I'm not sure if there's a misunderstanding, but I cannot see any section or something similar entitled transcription. grafik

mfranke93 commented 2 years ago

transcription is a column for alternative names. The primary name of a place is always transcribed already, but for alternative names, it could for example be in Arabic script, and then the transcription would provide a "European-readable" version of the name. If you look at the URI page for Baghdad, it is what is written in parentheses in the Arabic name variant (بغداد). This also appears in reports. There is no such section here because it is not an attribute of the place itself.

tutebatti commented 2 years ago

In other words, there is a match when searching because the term matches the simplified transcription of an alternative name?

At any rate, I will discuss this with @rpbarczok. I'm not sure how much of this behavior must be made transparent to the visitor who has no access to the db itself, but can only see the tooltip or the URI page which does not provide the simplified transcription either.

mfranke93 commented 2 years ago

In other words, there is a match when searching because the term matches the simplified transcription of an alternative name?

Yes. See https://github.tik.uni-stuttgart.de/frankemx/damast/issues/64

tutebatti commented 2 years ago

Ok. As @rpbarczok told me, simplified should be mostly consistent in that it represents (i.e., at least one of strings in simplified represents) a "normalized" form of transcription. It is sufficient to make that transparent to the user.

(It would be preferable, of course, if the transcription was automatically normalized according to given patterns and the results stored in a separate column. Apparently, this is not (easily) implementable. Entering simplified transcriptions manually is prone to errors.)

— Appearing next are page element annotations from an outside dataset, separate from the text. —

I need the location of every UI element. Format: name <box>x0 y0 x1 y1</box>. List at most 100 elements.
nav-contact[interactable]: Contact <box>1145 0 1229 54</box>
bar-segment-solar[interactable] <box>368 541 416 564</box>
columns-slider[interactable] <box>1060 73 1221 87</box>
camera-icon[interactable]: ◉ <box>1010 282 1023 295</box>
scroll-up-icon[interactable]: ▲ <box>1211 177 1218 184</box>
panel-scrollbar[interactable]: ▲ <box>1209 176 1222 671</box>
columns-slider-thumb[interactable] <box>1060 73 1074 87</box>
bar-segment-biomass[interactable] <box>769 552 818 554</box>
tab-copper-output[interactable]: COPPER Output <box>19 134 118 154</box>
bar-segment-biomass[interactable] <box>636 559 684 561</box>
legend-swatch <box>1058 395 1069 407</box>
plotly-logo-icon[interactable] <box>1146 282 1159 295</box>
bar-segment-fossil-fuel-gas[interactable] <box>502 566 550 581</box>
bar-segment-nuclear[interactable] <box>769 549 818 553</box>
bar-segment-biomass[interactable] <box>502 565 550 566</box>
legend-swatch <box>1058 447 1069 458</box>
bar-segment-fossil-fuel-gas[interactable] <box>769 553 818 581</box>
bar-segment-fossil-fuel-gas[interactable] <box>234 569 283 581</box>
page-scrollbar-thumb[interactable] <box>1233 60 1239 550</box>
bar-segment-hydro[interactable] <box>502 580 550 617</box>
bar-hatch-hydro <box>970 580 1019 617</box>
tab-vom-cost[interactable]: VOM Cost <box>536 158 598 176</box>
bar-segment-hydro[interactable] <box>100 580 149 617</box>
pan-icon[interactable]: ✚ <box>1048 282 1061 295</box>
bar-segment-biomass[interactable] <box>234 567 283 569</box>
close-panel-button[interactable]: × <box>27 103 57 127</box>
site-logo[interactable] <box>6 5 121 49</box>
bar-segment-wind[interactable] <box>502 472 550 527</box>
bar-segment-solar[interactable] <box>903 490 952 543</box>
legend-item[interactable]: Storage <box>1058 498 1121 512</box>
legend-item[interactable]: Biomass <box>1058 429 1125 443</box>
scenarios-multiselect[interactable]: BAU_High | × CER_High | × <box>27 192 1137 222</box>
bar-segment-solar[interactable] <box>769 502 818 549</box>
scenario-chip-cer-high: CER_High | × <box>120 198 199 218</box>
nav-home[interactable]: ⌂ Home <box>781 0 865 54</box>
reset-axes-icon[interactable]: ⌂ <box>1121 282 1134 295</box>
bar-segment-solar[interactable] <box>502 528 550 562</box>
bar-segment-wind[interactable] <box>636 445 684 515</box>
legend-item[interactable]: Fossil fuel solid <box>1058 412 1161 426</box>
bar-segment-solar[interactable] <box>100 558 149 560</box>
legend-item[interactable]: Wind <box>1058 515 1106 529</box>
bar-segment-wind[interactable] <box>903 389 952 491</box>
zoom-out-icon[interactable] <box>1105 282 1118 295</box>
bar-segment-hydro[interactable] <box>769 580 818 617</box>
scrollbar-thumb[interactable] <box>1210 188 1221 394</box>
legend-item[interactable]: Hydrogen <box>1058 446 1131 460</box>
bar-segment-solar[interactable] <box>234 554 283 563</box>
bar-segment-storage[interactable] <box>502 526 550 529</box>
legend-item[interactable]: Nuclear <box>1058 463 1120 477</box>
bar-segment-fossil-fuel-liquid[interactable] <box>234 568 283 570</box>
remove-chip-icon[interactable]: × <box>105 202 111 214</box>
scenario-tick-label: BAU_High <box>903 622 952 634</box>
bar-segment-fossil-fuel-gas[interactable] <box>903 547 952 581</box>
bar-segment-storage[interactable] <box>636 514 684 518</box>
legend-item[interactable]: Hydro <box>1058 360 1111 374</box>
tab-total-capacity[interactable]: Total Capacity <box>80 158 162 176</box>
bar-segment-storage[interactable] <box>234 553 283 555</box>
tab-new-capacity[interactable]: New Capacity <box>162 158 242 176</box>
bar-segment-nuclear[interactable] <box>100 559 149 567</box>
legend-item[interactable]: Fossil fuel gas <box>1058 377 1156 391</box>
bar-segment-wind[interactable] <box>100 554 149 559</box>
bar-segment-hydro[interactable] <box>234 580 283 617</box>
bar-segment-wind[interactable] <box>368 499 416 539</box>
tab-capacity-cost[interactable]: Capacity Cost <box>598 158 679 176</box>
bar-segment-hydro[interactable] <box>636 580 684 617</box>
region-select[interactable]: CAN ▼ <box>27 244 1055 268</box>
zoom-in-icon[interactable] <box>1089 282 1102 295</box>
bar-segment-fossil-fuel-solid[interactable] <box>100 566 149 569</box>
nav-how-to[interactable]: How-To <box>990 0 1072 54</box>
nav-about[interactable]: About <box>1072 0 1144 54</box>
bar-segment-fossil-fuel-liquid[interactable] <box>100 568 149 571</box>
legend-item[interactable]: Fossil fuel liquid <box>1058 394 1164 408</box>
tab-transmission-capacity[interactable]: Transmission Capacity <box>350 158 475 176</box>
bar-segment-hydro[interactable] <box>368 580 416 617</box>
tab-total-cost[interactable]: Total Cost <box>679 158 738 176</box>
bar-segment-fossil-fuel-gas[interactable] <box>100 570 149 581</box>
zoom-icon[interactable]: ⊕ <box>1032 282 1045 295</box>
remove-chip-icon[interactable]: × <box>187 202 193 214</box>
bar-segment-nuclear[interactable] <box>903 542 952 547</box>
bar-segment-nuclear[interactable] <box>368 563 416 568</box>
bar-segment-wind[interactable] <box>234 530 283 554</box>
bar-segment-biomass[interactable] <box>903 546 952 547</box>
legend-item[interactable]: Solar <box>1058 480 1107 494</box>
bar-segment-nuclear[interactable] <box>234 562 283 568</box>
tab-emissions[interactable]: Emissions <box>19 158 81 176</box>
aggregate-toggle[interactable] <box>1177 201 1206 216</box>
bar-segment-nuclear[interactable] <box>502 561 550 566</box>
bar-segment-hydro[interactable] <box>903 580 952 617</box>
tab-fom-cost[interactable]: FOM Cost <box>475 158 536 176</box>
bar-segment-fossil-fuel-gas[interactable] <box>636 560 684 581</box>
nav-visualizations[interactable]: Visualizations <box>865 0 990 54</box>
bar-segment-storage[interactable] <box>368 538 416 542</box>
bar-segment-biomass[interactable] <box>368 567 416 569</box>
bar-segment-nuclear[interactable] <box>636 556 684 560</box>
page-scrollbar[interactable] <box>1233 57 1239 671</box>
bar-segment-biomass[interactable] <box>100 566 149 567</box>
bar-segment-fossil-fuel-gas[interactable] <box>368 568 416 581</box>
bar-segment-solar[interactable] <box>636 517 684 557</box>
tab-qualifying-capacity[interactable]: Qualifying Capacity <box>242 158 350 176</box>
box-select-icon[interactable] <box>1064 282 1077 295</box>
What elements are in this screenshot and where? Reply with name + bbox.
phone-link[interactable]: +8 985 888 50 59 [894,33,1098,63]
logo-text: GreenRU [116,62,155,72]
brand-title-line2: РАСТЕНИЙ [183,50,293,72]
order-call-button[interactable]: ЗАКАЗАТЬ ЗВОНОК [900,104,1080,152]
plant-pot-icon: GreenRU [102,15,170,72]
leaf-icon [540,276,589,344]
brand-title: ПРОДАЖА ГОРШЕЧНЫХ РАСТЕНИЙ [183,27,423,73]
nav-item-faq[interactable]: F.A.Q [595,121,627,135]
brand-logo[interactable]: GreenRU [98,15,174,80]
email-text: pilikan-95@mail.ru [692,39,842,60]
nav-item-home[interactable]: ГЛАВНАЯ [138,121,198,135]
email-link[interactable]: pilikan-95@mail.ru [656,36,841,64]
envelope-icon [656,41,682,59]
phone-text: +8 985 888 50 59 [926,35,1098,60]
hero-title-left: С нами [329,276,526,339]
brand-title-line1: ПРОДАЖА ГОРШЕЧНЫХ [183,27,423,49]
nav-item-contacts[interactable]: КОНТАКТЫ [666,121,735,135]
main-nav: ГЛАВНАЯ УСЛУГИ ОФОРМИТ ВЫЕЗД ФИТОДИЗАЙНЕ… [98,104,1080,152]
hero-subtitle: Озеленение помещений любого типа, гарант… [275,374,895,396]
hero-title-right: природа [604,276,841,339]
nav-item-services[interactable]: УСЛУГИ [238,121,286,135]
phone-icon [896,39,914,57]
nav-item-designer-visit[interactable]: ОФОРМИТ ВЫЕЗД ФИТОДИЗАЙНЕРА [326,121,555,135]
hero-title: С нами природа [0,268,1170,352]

rpbarczok commented 2 years ago

I forgot to mention that we also add an english simplified transcription in the simplified table (e.g. gh, kh, j, sh etc.). Usually we use the simplified english transcription as the main name, but in the case that there is more than one Arabic variant. E.g. in the case of al-Ahsa. For the name variant هجر, we give the transcript Haǧar, and the simplified forms Hagar and Hajar.

tutebatti commented 2 years ago

but in the case that there is more than one Arabic variant

@rpbarczok, you mean "but only in the case that"...?

What is more, I'm not sure what to tell the user regarding what you stated.

mfranke93 commented 2 years ago

Just my 2 cents: We included this originally to make the search a bit more powerful and also forgiving. So, we wouldn't have to type names exactly (with the ǧ etc.), but could use a Latin g. Since this is quite hard to do only in software (there are a lot of letters with diacritics, hard not to miss some, ...) we decided it would be good to save the typical "latinified" names in the database. In my opinion, this is an implementation detail users do not need to know about at all. The only thing to communicate here would be that the search box is a bit more forgiving regarding exact spelling (or accepts variant spellings of places).

rpbarczok commented 2 years ago

I am sorry, the sentence was mutilated when editing it. What I mean is: For Arabic and other forms, we usually have one transcribed form in the transcription system of the DMG. Additional, we save the basic form of the letters in the simplified forms. We later decided also to include the simplified english trancription. So basically you can inform that the user usually should find a place also by entering the basic forms of the letters and by looking for a simplified English transcription, e.g. Hajar.

tutebatti commented 2 years ago

The only thing to communicate here would be that the search box is a bit more forgiving regarding exact spelling (or accepts variant spellings of places).

I might not be the average user in that case, but I would want to know how the search works exactly and how I can reproduce results. But I will certainly find an explanation (which you will correct, if necessary) for the current behavior. This is already pretty good:

So basically you can inform that the user usually should find a place also by entering the basic forms of the letters and by looking for a simplified English transcription, e.g. Hajar.